Fran Hughes: To protect your budget from inflation and interest rate pain, go back to basics


Like many West Australians, you may be feeling the pinch of the rising cost of living, from fuel prices to household bills.

No wonder with Australia’s annual inflation rate hitting a record high of 7.3% in the September quarter. With inflation outpacing wage growth, rising costs weigh heavily on household budgets.

So here are five thrifty ways to spend less and live more.

Manage the mortgage

The Reserve Bank of Australia is due to meet on Tuesday and is expected to hit households with an “oversized” interest rate hike on Melbourne Cup day. So it pays to shop around and consider options for managing your mortgage commitments.

Useful websites such as Where provide comparisons with existing mortgage rates. Determine the features of a home loan that are right for you and customize a mortgage loan to give you the certainty of your repayment commitments in the short and medium term.

It may be worth negotiating a competitive interest rate with your existing bank first. Variable rates have gone from 2% to more than 5%. Negotiating with your bank may see them lower the rate by 1-1.5%. Home loan payments make up about 30% of a household’s expenses, so talking to a mortgage broker could save you money and give you peace of mind.

Dine in, not take out

The first step to beating inflation is to get back to basics by watching your household spending. Australians spend an average of $41.50 a week on delivery and takeaway options. Add to that the $70 per week spent an average of 14 cups of coffee each week.

Make a list of “must have” versus “nice to have” expenses, then start cutting back on “must have” expenses like unused recurring memberships or Uber Eats for now. Rather than takeout, make it a family dinner occasion. It sounds simple enough, but sticking to an affordable budget will ensure that the important things in life are kept, not to mention the savings.

Camera iconFran Hughes is a Certified Financial Planner and Head of Financial Solutions at Nexia Perth. Credit: LUCIDASTUDIO.COM.AU

Compare the prices

The cost of a house is by far the most draining item on your bank account. Whether you’re paying rent, a mortgage, or simple utility bills, spending money on housing is non-negotiable. Last week’s federal budget contained grim new forecasts – retail energy prices would rise an average of 20% nationally by the end of 2022, and another 30% in 2023-2024.

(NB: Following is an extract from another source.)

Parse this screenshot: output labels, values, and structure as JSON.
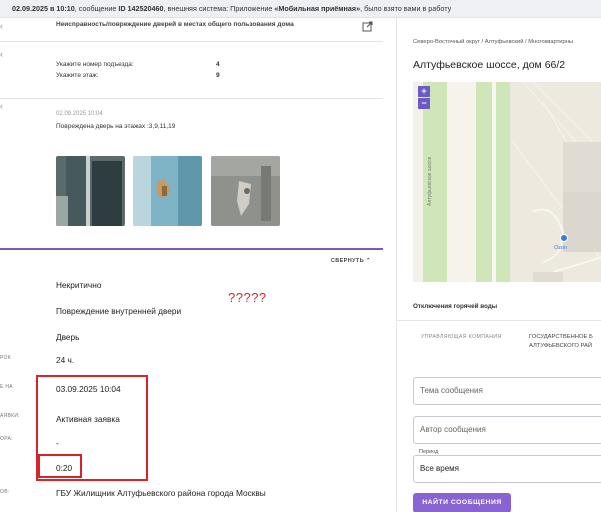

It pays to shop around for big-ticket items like gas, phone, insurance, and private health insurance. Make a list of fixed housing expenses and start comparing your existing costs. Websites such as offer advice and comparison tools.

Buy a second hand

Textile waste is a growing environmental problem where consumers throw away clothes that are left in landfill to pile up. It can take up to 200 years for the materials to decompose.

So rather than buying new, consider a trade-in option or donate your clothes to charity and help support them by buying used. With the introduction of pre-loved boutiques and online marketplaces, there’s never been a better time to get your hands on clothing that costs less and goes a long way to help save the environment. . . and your back pocket.

Cash out

It seems we all love collecting frequent flyer points, with over 20 million members subscribing to programs from Qantas and Virgin. Compared to a savings account, we excitedly watch the points increase with every transaction, purchase or flight with the promise of one day taking off using the points saved.

With airlines in full swing, now might be the best time to cash in those points, or even those saved flight credits. Look for special offers that can increase the theoretical value of your points, with airlines offering discounts on regular airline rewards. Just last week, Virgin Airlines announced a Middle Seat Lottery prize, which turns the middle seat into a chance to win prizes like a million Velocity points, a free Caribbean cruise and more.

Fran Hughes is a Certified Financial Planner and Head of Financial Solutions at Nexia Perth.